Unser zauberhaftes Fräulein Fahrtenschreiber empfand gar nicht so und so lag es da. Monat für Monat. Bis jetzt. Und was soll ich sagen? Schon die ersten Seiten sind für eine Überraschung gut. Bei einigen Sätzen, die uns da so geliefert werden, stocke ich fast. Die obdachlose Alkoholikerin "Dicke Frau", die wüst vor sich hin flucht ist überzeugend skizziert.
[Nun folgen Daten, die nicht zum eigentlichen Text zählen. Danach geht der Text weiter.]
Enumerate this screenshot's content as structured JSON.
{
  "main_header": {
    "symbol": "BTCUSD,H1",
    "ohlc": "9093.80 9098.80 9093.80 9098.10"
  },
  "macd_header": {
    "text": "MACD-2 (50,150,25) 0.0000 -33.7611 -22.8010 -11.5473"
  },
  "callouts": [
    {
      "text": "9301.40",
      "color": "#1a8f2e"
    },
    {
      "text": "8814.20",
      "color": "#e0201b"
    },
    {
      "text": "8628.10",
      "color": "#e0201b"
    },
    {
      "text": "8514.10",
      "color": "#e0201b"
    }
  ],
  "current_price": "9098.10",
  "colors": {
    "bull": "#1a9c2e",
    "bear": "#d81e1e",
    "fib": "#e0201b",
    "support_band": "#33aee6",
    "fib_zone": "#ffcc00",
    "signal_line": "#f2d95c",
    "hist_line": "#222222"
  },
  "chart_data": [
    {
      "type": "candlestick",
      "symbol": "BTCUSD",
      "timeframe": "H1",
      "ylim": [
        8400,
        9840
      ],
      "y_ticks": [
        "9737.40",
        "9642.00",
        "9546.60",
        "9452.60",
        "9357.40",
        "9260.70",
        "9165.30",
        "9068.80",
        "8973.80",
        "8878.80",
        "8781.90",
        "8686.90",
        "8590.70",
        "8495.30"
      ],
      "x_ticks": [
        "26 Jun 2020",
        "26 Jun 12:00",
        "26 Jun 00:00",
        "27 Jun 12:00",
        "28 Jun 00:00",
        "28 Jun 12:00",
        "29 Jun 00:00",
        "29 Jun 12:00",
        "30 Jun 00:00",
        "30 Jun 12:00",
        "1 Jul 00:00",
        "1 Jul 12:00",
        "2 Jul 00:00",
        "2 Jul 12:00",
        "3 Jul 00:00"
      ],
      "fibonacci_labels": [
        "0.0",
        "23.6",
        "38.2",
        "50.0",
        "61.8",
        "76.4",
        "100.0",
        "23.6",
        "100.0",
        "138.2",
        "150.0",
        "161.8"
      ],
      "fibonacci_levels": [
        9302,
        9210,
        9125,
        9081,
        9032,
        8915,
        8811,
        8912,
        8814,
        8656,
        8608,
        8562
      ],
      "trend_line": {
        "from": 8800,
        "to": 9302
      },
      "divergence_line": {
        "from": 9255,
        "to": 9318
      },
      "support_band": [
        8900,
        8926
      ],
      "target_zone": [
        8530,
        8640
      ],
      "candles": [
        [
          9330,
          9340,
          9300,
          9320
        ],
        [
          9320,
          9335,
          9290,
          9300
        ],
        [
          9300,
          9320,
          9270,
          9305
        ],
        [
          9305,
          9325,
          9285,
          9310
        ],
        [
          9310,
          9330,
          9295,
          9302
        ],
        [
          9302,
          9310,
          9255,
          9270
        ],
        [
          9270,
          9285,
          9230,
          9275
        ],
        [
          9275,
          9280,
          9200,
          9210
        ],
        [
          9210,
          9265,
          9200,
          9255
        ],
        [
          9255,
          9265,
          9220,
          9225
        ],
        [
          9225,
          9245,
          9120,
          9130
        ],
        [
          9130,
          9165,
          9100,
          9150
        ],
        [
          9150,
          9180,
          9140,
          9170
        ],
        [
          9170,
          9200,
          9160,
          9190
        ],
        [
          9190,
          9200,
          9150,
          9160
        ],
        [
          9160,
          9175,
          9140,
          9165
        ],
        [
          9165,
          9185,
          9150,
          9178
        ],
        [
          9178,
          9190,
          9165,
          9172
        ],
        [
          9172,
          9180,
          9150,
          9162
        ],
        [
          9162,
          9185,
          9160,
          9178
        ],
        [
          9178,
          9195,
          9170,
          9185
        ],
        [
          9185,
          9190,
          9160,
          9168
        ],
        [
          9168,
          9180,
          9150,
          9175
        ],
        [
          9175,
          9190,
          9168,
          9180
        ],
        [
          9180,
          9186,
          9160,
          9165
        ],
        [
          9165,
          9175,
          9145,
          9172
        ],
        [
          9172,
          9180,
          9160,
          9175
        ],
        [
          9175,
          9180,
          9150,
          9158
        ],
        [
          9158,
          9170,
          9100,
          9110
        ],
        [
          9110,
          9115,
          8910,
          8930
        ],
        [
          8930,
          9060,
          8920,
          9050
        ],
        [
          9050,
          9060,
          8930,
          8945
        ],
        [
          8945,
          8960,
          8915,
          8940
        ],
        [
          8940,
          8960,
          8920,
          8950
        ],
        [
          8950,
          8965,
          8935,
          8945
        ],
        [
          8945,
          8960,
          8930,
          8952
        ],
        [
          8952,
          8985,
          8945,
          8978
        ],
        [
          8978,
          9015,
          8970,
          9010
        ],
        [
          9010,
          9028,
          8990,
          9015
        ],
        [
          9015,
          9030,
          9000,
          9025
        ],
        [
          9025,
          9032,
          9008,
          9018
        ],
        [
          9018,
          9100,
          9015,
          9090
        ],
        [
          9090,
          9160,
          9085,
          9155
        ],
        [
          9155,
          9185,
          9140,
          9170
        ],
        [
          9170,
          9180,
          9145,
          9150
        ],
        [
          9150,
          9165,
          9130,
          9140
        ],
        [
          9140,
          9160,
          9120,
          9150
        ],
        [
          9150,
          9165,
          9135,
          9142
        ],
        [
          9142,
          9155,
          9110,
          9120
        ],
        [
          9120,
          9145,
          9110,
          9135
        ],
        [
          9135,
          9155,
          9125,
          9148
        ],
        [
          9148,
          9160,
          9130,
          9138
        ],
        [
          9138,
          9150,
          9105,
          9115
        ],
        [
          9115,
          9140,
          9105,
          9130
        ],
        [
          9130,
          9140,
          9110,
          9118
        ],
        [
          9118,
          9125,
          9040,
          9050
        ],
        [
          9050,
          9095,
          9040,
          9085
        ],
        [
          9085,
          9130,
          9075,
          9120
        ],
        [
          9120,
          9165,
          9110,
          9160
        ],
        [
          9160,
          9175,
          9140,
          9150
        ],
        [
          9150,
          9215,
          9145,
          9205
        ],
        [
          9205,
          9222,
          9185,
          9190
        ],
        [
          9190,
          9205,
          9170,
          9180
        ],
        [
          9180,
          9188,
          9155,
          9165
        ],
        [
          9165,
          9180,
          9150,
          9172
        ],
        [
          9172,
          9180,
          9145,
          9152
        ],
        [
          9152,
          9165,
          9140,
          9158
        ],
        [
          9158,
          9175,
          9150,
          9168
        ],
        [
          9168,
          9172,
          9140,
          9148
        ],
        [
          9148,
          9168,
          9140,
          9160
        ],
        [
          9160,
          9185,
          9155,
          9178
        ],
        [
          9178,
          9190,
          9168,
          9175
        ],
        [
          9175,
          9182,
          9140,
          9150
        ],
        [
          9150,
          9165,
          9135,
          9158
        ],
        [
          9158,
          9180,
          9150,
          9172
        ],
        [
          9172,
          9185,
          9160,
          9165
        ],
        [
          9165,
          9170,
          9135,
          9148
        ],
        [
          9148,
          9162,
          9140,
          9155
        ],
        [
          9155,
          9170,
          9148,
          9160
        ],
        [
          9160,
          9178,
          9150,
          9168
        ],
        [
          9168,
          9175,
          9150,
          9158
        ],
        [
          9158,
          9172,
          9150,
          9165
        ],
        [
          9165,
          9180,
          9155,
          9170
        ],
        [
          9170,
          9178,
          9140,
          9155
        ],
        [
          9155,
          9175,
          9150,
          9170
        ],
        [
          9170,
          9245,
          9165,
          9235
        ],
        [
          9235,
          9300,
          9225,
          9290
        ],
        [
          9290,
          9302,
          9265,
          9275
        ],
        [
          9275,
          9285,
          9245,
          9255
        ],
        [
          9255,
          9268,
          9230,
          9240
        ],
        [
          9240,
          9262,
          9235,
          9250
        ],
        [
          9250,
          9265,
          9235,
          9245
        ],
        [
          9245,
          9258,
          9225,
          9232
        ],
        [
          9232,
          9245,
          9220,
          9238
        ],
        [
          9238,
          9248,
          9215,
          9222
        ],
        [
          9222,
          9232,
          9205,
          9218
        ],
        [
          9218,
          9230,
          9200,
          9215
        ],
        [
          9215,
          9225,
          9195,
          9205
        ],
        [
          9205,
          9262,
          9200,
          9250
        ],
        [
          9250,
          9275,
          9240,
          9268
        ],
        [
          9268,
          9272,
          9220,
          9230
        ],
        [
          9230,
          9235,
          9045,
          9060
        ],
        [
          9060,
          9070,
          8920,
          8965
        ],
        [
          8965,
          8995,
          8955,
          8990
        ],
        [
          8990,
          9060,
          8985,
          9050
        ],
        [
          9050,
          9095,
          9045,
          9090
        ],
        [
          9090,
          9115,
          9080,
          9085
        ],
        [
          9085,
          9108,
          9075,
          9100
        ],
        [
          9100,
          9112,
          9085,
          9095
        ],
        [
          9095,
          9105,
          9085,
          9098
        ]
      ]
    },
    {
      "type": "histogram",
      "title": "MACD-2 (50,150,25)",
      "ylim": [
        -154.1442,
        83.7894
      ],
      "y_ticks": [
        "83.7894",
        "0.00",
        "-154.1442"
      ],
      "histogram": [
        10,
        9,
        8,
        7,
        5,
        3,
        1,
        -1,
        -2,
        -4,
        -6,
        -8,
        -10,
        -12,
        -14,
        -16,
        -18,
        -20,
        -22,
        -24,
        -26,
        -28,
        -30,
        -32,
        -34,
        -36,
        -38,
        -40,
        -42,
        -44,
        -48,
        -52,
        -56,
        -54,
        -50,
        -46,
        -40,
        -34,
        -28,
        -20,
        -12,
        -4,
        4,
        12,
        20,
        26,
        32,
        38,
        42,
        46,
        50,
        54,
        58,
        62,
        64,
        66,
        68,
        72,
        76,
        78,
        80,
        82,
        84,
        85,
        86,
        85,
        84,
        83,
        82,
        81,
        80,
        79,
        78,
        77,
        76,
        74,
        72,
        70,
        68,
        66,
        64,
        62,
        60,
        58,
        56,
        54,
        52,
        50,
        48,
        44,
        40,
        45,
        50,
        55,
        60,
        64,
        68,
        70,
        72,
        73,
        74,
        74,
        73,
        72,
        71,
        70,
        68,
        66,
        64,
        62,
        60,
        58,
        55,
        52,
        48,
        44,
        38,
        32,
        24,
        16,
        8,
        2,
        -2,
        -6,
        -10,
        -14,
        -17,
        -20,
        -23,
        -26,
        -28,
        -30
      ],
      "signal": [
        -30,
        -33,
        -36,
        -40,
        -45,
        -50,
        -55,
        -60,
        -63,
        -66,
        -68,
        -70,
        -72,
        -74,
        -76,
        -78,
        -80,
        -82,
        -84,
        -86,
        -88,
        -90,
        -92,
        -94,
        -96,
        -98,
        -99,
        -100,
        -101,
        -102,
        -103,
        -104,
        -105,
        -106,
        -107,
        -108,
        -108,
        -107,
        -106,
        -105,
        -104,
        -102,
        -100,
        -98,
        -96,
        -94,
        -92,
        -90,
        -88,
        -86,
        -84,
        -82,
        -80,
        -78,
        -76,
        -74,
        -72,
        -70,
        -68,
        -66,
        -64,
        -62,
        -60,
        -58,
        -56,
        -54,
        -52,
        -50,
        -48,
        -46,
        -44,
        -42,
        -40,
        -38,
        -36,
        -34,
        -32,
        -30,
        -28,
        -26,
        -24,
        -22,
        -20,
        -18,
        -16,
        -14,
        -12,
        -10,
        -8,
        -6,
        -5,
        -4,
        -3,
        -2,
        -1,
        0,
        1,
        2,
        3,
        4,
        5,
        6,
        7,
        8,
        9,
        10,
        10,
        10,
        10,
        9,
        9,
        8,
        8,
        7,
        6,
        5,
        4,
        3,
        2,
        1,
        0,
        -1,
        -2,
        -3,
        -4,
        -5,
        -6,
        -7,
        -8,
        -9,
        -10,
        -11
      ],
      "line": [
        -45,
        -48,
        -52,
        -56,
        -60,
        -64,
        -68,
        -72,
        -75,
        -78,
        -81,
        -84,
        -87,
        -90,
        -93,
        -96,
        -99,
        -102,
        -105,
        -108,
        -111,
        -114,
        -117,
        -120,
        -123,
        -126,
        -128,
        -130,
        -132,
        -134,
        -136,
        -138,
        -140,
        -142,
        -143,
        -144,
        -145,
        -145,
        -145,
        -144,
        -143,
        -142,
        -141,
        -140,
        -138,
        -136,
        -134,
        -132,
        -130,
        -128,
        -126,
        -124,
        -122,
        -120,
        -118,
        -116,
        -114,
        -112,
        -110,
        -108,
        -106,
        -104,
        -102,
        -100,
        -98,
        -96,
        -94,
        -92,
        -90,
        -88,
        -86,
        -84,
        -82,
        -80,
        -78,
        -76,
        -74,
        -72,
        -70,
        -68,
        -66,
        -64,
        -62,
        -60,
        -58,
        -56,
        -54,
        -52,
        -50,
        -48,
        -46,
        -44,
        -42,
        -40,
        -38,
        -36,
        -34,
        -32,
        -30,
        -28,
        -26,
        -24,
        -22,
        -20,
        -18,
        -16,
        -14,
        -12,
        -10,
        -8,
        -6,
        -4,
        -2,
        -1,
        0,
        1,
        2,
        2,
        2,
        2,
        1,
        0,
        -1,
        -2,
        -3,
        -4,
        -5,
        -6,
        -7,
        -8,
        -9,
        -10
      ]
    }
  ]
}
Die Hauptfigur des Buches ist der russische Junge Valentin, der mit seiner alleinerziehender Mama ein neues Zuhause in Deutschland findet, während der Vater mit dem Bruder in Kasachstan bleibt. Valentin verbringt seine Sommerferien überwiegend allein, streift umher und landet auf dem nahegelegenen Friedhof. Dort lernt Valentin den netten, polnischen Friedhofsgärtner Bronislaw kennen und trifft auf das Ehepaar Schilinsky, die sich eine Grabstelle für ihr tägliches Picknick mit Würstchen, kalten Getränken aus der Kühlbox und Schlagermusik ausgesucht hat. Auch Herr Schmidt mit seinem Hund gehört zu den regelmäßigen Friedhofsbesuchern und zwischen Valentin und dem alten Mann, der seine verstorbene Frau Else besucht, entsteht eine Freundschaft. Als Brunislaw auf der Friedhofstoilette von einem Unbekannten niedergeschlagen wird und Valentin entdeckt, dass er die Gedanken anderer Menschen lesen kann, entspinnt sich ein spannender Krimi.
"Der Junge der Gedanken lesen konnte" nähert sich ernsten und brisanten Themen wie kulturelle Vielfalt, Freundschaft und Tod auf leichte und ungeheuer sensible Art und Weise. Eine gute Portion Humor und manchmal fast schon überspannte, skurrile Szenen entschärfen die Tragik und geben dem Kinderkrimi die richtige Würze. Ein Buch das wrklich wunderbar in den späten Herbst passt. Also: nicht länger warten, lesen!